Your AI Editor Doesn’t Know What You’re Doing
Your editor knows your codebase. It doesn’t know what you’re doing.
This is a structural limitation of how AI tooling is currently built, and the distinction matters more than it seems. Knowing a codebase means having a model of state — the functions, the types, the call graph, what exists and how it connects. Knowing what a programmer is doing means having a model of process — the intent behind the current sequence of edits, the problem being solved, the direction of movement. State is a snapshot. Process is a vector.

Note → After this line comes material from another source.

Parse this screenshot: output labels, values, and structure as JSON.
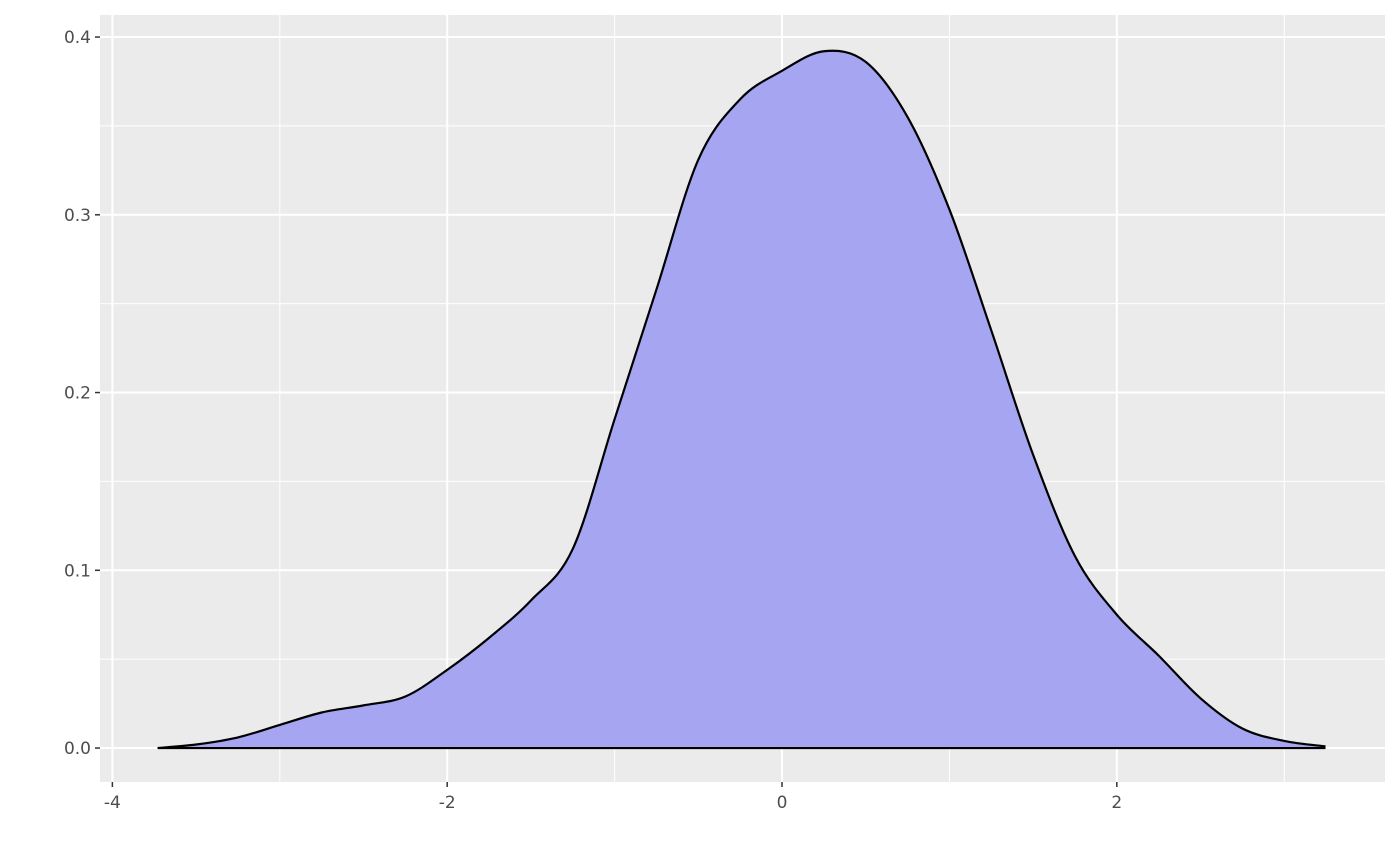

Current tools are good at the snapshot. They index your codebase, retrieve relevant context, and generate suggestions calibrated to what’s there. The Cursor-style approach has gotten remarkably far on this. But it consistently fails at a specific class of problem: situations where the right suggestion depends not on what the code looks like right now, but on what the programmer has been trying to do for the last twenty minutes.
The obvious fix is to send edit history as context. If the model sees the last hundred edits, it can infer intent. The problem is cost. Edit history is verbose, the context window fills fast, and most of what’s in that history is noise — intermediate states, backtracking, exploratory deletions. Sending raw history to a remote model on every keystroke isn’t a product, it’s a billing catastrophe.
The architecture I want to propose inverts the problem.
Instead of sending more context up, you add a layer of compression locally. A small model runs inside the editor — lightweight enough to respond in real time, trained specifically to track edit sequences and produce structured summaries. Not natural language summaries. Embeddings. The local model watches every edit, maintains a running representation of programmer intent as a vector, and sends that vector upstream when the remote model needs it.
The remote model receives not a history of raw edits but a compressed semantic trace of what the programmer has been doing. It uses this to generate suggestions that are calibrated to process, not just state.
This is already an improvement. But the interesting part is what happens when you make the communication bidirectional.
The remote model doesn’t just receive from the local model — it can dispatch to it. Before generating a suggestion, the remote model can send an investigation instruction: check whether this function is called anywhere else, find all implementations of this interface, trace how this variable is threaded through the codebase. The local model executes the investigation against the indexed codebase and returns the result. The remote model incorporates this into the suggestion.
Two cases where this matters concretely. First: the remote model is about to suggest a refactoring. Before suggesting it, it dispatches — verify this change won’t break callers it can’t see from the current file. Second: it recognizes a pattern in the edit trace that commonly leads to a specific class of bug. It dispatches — check whether the conditions for that bug are present here. The suggestion, if it comes, arrives with actual grounding.
The criterion for dispatch isn’t general uncertainty — it’s consequential uncertainty. The remote model investigates when the suggestion has implications it can’t evaluate from the context it already has. This is partially mapped, not solved. There are more cases than the two above, and the boundary conditions between “investigate” and “suggest directly” aren’t fully defined. I’m naming this as open.
The embedding layer is also open, and in a deeper way.
The premise is that the local model compresses edit sequences into vectors that the remote model can interpret. But these are different models, potentially different architectures, certainly trained on different data. Their embedding spaces aren’t compatible by default. A vector that means “the programmer is decomposing a monolith” in the local model’s geometry doesn’t mean the same thing in the remote model’s geometry.
The solution is probably a trained alignment layer between the two spaces — essentially, fine-tuning both models jointly on the specific task of intent communication. This requires data that doesn’t quite exist yet: annotated edit sequences with ground-truth intent labels, enough of them to produce a local model worth running. This isn’t an insurmountable problem. It’s an expensive one.
What does exist is the architecture. The shape of what would need to be built. And the observation that the bottleneck in AI-assisted programming isn’t intelligence — the remote models are already remarkable — it’s the channel. What gets sent, when, how it’s compressed, who decides what to investigate. That’s the unsolved layer.
It’s worth being concrete about what this unlocks, because it’s a different category of tool than what exists today.
A model that tracks process — not just state — can tell you there’s a better way to solve the problem you’re currently solving. It can notice you’re heading toward a race condition before you’ve written the code that introduces it. It can recognize that a library exists which would eliminate the pattern you’ve been manually implementing for the last forty minutes. It can see that the abstraction you’re building in this file is going to collide with a decision made in another file three sessions ago.
None of this is next-line prediction. It’s next-hour guidance. The difference between a tool that completes your sentences and one that understands what you’re trying to say.
The editor sees your code. It should be able to see you working.